What critics of Israel still don't recognize is that she was not fighting a deliberate war of territorial conquest. To the contrary, we now know that Moshe Dayan, the military hero of the war, recalled to the colors by popular acclaim, warned against the danger of going into Gaza, with its teeming Palestinian population. And Levi Eshkol, the prime minister and political hero, told his cabinet colleagues while the fighting raged, ''Even if we take the West Bank and the Old City, we will eventually be forced to leave them."

Having won them, Israel has found it very hard to leave them, and has certainly not been ''forced to," least of all by Washington. And here is the strangest change of all, in the respective attitudes to Israel of America and Europe. Rather like the Hollywood producer who said he was so old he could remember Doris Day before she was a virgin, some of us are old enough to remember the days when Israel was not only politically close to Europe but revered there, especially on the liberal left. For nearly 20 years after the creation of Israel in 1948, one of her closest allies was France, the first country to furnish her with nuclear technology as well as jet fighters.

In the 1956 Suez adventure, Israel conspired with the British and French governments against Colonel Nasser of Egypt. Their caper miscarried in any case, but the conspirators had quite reckoned without Washington, which pulled the rug from under them. The Eisenhower administration was engaged in an all-consuming Cold War with Russia, and saw the Middle East as a tiresome distraction from that greater conflict.

What seems more extraordinary today is that the White House then was not so much neutral as thoroughly cold toward Israel. President Dwight Eisenhower told the State Department to let the Israelis know that he would conduct his policy as if there were no Jewish voters in America, and John Foster Dulles, his Secretary of State, told Senator William Knowland that he was going to try to have ''a policy not approved by the Jews," however hard that was.

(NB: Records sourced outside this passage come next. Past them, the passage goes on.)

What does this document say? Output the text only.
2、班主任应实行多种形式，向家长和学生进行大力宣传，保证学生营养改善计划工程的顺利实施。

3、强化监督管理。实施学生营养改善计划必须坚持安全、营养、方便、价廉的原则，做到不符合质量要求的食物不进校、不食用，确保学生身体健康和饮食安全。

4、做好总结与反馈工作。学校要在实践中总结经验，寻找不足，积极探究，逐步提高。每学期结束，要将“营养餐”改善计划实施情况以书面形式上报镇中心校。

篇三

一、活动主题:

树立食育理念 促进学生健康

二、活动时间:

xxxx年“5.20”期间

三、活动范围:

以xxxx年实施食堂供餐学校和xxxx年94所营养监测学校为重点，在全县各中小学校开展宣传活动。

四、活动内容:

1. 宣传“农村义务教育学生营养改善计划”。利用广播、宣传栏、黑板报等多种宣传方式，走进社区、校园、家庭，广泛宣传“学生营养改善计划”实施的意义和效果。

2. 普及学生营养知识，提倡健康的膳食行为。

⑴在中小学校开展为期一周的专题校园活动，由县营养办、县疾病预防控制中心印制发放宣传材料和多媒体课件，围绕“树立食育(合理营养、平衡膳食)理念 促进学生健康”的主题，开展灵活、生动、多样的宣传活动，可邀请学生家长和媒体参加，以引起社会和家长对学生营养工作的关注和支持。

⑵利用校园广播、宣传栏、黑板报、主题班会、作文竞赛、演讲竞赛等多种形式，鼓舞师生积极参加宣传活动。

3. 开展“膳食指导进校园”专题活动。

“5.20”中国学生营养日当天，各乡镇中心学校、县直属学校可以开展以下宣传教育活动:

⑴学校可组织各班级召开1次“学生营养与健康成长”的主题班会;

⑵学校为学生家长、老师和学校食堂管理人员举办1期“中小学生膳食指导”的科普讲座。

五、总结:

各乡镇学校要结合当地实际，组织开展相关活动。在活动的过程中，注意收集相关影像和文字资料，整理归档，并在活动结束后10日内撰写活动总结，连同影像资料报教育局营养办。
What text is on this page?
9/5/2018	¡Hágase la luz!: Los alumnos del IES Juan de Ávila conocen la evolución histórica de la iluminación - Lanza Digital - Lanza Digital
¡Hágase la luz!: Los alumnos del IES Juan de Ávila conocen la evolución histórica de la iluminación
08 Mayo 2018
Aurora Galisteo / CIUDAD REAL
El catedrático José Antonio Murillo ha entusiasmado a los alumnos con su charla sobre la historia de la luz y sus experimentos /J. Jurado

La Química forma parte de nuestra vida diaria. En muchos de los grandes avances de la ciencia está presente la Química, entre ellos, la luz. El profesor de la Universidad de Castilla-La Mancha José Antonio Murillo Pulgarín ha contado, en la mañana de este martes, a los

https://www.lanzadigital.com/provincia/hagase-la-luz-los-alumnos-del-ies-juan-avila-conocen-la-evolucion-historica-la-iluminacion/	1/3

Of course Israel was entitled to pursue her own interests, said Dulles, but those were not necessarily America's, and ''We cannot have our policies made in Jerusalem." If that had been said publicly at the time it would have been adduced-maybe it still will be-to prove their anti-Semitism, although there is no evidence to suggest that Ike or Dulles harbored such prejudice. (Harry Truman, who recognized Israel against the wishes of the State Department, and Richard Nixon, who gave Israel unconditional support, really were anti-Semitic in private.)

Quite apart from the Suez conspiracy that bound Israel with London and Paris, there has been a dramatic turnaround in public opinion. Fifty years ago Israel was revered by the European left as a model social democracy, and was indeed the most statist political economy outside the eastern bloc. In those days, David Ben-Gurion could be profiled in a leftist British magazine like the New Statesman in well-nigh hero-worshipping tones, with nothing said about the Palestinians.

The ''diplomatic revolution," or change of partners, began in 1961 with the inauguration of John Kennedy, who believed that he owed his election to Jewish voters, and asked Ben-Gurion-to the latter's irritation-what he could do for the Jews in return. And yet even as Washington drew closer to Israel, the politics were startlingly different from today.

Last year, as part of the elaborate maneuvers that made Sharon's withdrawal from Gaza possible, the Republican administration of President Bush gave Sharon a letter of approval. In effect it conceded-against previous American policy-that in any final settlement there would be no going back to the pre-1967 borders, which would, by implication, be heavily revised in Israel's favor to incorporate many of the West Bank settlements; and that the Palestinians could forget about any ''right of return" for those expelled in 1948 or their descendants.

And yet in the 1950s-one writes this almost with disbelief-the Republican administration of President Eisenhower regularly rebuked Israel for reprisal raids (sometimes led by the young Arik Sharon), demanded border concessions-at Israel's expense, that is, from the pre-1967 frontier-and took very seriously the rights of those 1948 refugees.

Even under Kennedy, when the United States had turned towards Israel and supplied her with Hawk missiles, Washington still kept up pressure on the question of refugees...

Update: And The Forward reports that the Bush administration is working to bolster Sharon against Netanyahu.